Motoramic

Driving an F1-inspired hybrid, the Volvo S60 KERS

Conventional wisdom tells us that speed requires more power, and more power typically means burning more fuel. Volvo recently allowed us to take a peek into the future of its take on a kinetic energy recovery system, a “power boost” of sorts used in Formula 1 racing that Volvo says could make its way into a Volvo within a few years.

The idea behind a KERS setup and a typical hybrid is the same: recovering energy from braking and storing it later for reuse. But in a KERS, the energy is stored in spinning discs rather than a heavy set of batteries. For Volvo, its KERS system uses a carbon-fiber composite flywheel, spinning at about 60,000 revolutions per minute in a vacuum-sealed case to reduce drag. It weighs only about 13 lbs., and is installed on a S60 T5 experimental vehicle driving the rear wheels.

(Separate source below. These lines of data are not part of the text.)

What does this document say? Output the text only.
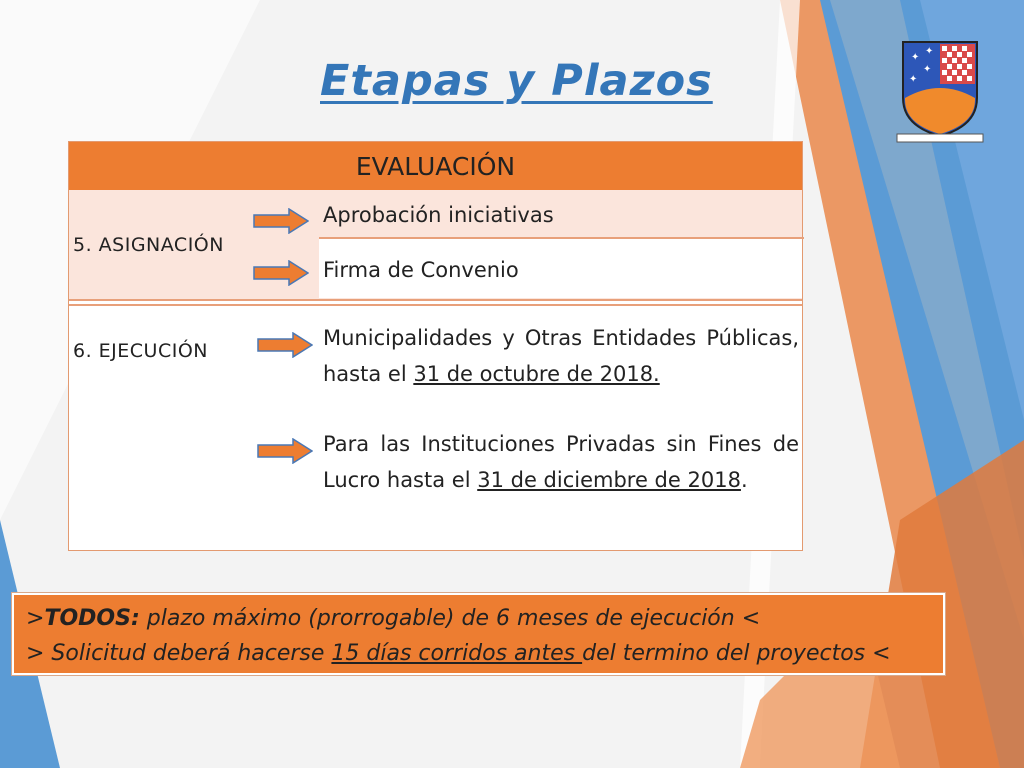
Etapas y Plazos	✦
✦
✦
✦
EVALUACIÓN
5. ASIGNACIÓN
Aprobación iniciativas
Firma de Convenio
6. EJECUCIÓN
Municipalidades y Otras Entidades Públicas, hasta el 31 de octubre de 2018.
Para las Instituciones Privadas sin Fines de Lucro hasta el 31 de diciembre de 2018.
>TODOS: plazo máximo (prorrogable) de 6 meses de ejecución <
> Solicitud deberá hacerse 15 días corridos antes del termino del proyectos <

The supplemental power adds about 80 hp to the car’s 240-hp rated inline-5 turbo engine. That ups the car’s performance comparably to a 6-cylinder turbo model, with zero to 60 mph acceleration accomplished in an estimated 6.1 seconds, and with 25 percent improvement in fuel consumption. In addition to assisting in acceleration, the extra power stored in KERS can also be used during passing, much like a reserved turbo boost that will give you a shot of extra power to speed up — just like the KERS button on a F1 car.

On Volvo’s test track in Gothenburg, Sweden, we had a chance to feel the extra kick in acceleration from KERS. The integration of transforming braking energy into spinning discs was seamless, all accomplished by a continuously variable transmission. While faster acceleration at lower speeds is apparent, it's during passing from a higher cruising speed that KERS’ advantage is more noticeable. You can feel the extra push as you dip deeper into throttle.

While the concept of KERS has been around since the 1980’s, the technology has never evolved enough to be practical, quiet or safe for a production car. Volvo’s recent research has proven that it could now be a viable option for extra power in a future model. Who says less fuel and more speed is not possible?